By Mary O’KEEFE
U.S. Forest Service and Los Angeles County Fire Dept. responded to a small fire in a campground near Newcomb’s Ranch in the Angeles National Forest this morning.
A call from people at the campground came into the U.S. Forest Service fire station at 7:06 a.m., said Nathan Judy, U.S. Forest Service spokesman.
“It was in a very small space [affecting] a 20′ by 20′ area of the campground,” Judy said.
Although the fire is still under investigation, it appeared it started as an “escaped campfire” meaning somehow fire left the metal ring provided at the campgrounds.
“Right now only campfires inside the designated campfire [area] with provided metal rings are allowed,” Judy said. “If people aren’t paying attention the fire can [escape] the ring and start a grass fire.”
Which is what appeared to have happened in this case
The fire is under control and is expected to be knocked down quickly, according to Judy.
“We still have an engine company and a camp crew going to the [area],” said Capt. Josh Binder, LACoFD Station 82.
LA County fire air support also assisted with one water drop, Judy added.
Both Judy and Binder remind people that ANF as well as all of Southern California is dry and to be careful when they are in campgrounds.
Fire safety, the drought and dry vegetation are subjects that are constantly being promoted by all fire departments.
“We are currently going through brush inspections in the wildlife urban interface,” Binder said.

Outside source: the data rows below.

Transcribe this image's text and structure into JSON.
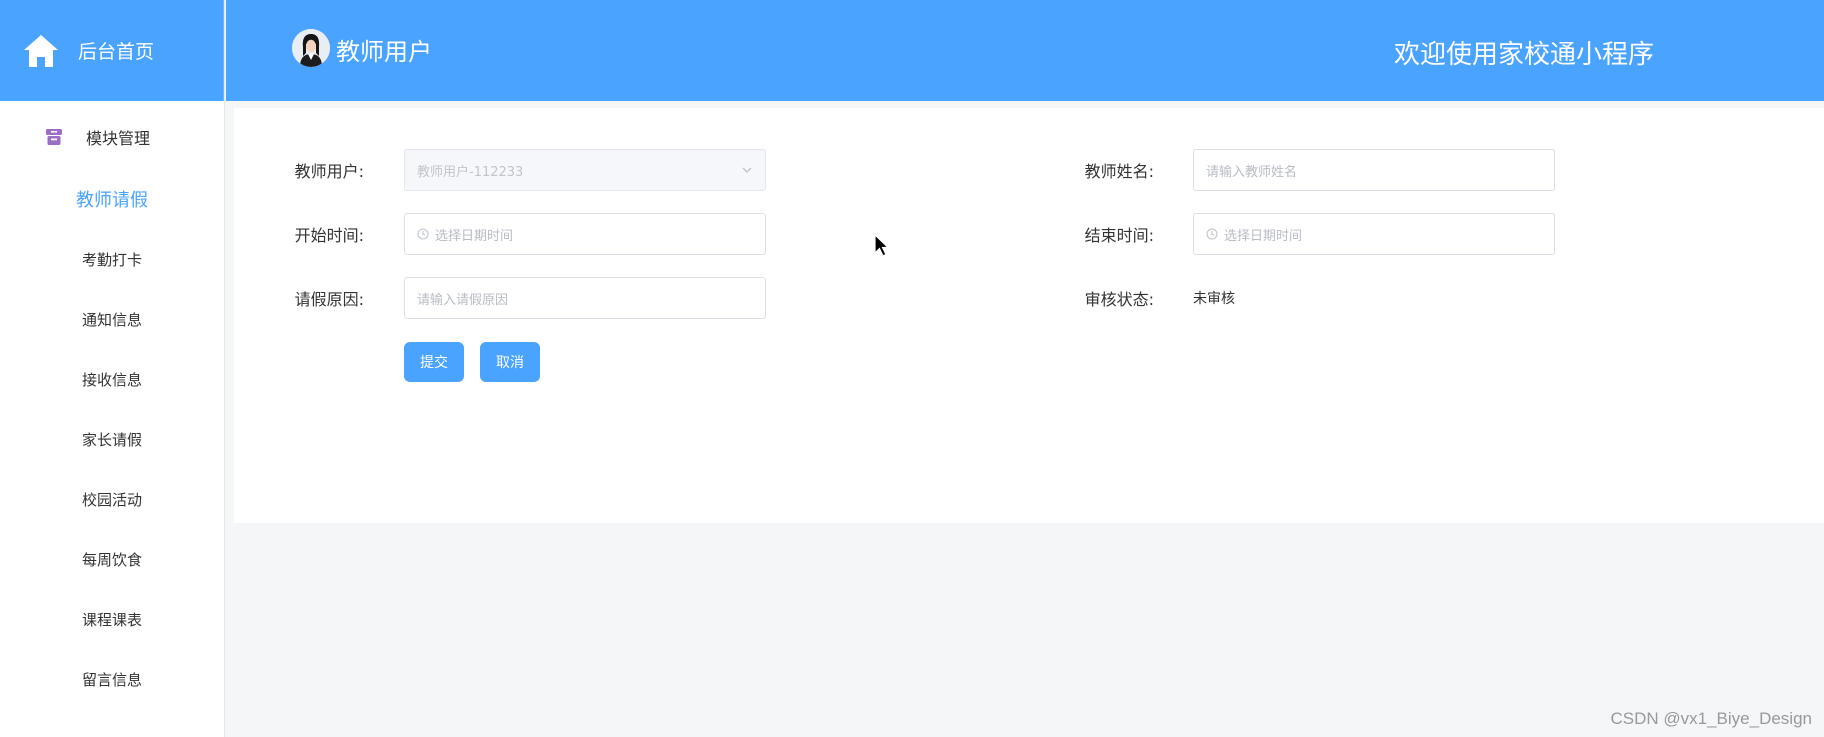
{
  "sidebar": {
    "home_label": "后台首页",
    "group_label": "模块管理",
    "items": [
      {
        "label": "教师请假",
        "active": true
      },
      {
        "label": "考勤打卡",
        "active": false
      },
      {
        "label": "通知信息",
        "active": false
      },
      {
        "label": "接收信息",
        "active": false
      },
      {
        "label": "家长请假",
        "active": false
      },
      {
        "label": "校园活动",
        "active": false
      },
      {
        "label": "每周饮食",
        "active": false
      },
      {
        "label": "课程课表",
        "active": false
      },
      {
        "label": "留言信息",
        "active": false
      }
    ]
  },
  "header": {
    "user_name": "教师用户",
    "welcome": "欢迎使用家校通小程序"
  },
  "form": {
    "teacher_user_label": "教师用户:",
    "teacher_user_value": "教师用户-112233",
    "teacher_name_label": "教师姓名:",
    "teacher_name_placeholder": "请输入教师姓名",
    "start_time_label": "开始时间:",
    "start_time_placeholder": "选择日期时间",
    "end_time_label": "结束时间:",
    "end_time_placeholder": "选择日期时间",
    "reason_label": "请假原因:",
    "reason_placeholder": "请输入请假原因",
    "status_label": "审核状态:",
    "status_value": "未审核",
    "submit_label": "提交",
    "cancel_label": "取消"
  },
  "watermark": "CSDN @vx1_Biye_Design",
  "colors": {
    "accent": "#4aa3ff",
    "group_icon": "#9b6fc4"
  }
}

The inspections occur annually. Firefighters make certain there is defensible space around properties. The fire department will at first give out warnings to residents that do not clear their brush, however if residents refuse or do not clear there can be fines levied.

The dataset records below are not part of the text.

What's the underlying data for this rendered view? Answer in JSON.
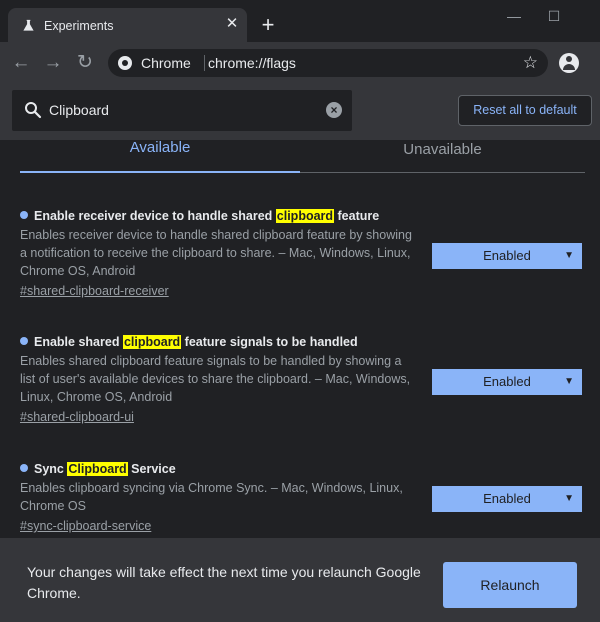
{
  "window": {
    "tab_title": "Experiments",
    "close_glyph": "✕",
    "new_tab_glyph": "+",
    "minimize_glyph": "—",
    "maximize_glyph": "☐"
  },
  "toolbar": {
    "back_glyph": "←",
    "forward_glyph": "→",
    "reload_glyph": "↻",
    "site_chip": "Chrome",
    "url": "chrome://flags",
    "star_glyph": "☆"
  },
  "search": {
    "value": "Clipboard",
    "clear_glyph": "×"
  },
  "reset_label": "Reset all to default",
  "tabs": {
    "available": "Available",
    "unavailable": "Unavailable"
  },
  "experiments": [
    {
      "title_before": "Enable receiver device to handle shared ",
      "title_highlight": "clipboard",
      "title_after": " feature",
      "description": "Enables receiver device to handle shared clipboard feature by showing a notification to receive the clipboard to share. – Mac, Windows, Linux, Chrome OS, Android",
      "link": "#shared-clipboard-receiver",
      "select_value": "Enabled"
    },
    {
      "title_before": "Enable shared ",
      "title_highlight": "clipboard",
      "title_after": " feature signals to be handled",
      "description": "Enables shared clipboard feature signals to be handled by showing a list of user's available devices to share the clipboard. – Mac, Windows, Linux, Chrome OS, Android",
      "link": "#shared-clipboard-ui",
      "select_value": "Enabled"
    },
    {
      "title_before": "Sync ",
      "title_highlight": "Clipboard",
      "title_after": " Service",
      "description": "Enables clipboard syncing via Chrome Sync. – Mac, Windows, Linux, Chrome OS",
      "link": "#sync-clipboard-service",
      "select_value": "Enabled"
    }
  ],
  "select_arrow": "▼",
  "footer": {
    "message": "Your changes will take effect the next time you relaunch Google Chrome.",
    "relaunch_label": "Relaunch"
  },
  "colors": {
    "accent": "#8ab4f8",
    "highlight": "#ffff00",
    "background": "#202124",
    "surface": "#35363a"
  }
}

Binder advised residents to visit the LA County Fire website at www.fire.lacounty.gov for information not only on abatement (brush clearance) but information on what to do in case of a fire.
“We have Ready, Set, Go,” Binder said.
That is a program that details how people can be prepared for fires and in particular how to prepare for evacuations if and when necessary.
“If there is a fire in your area (and evacuation is suggested) we would rather you evacuate your area [and not] wait until it is too late,” Binder said.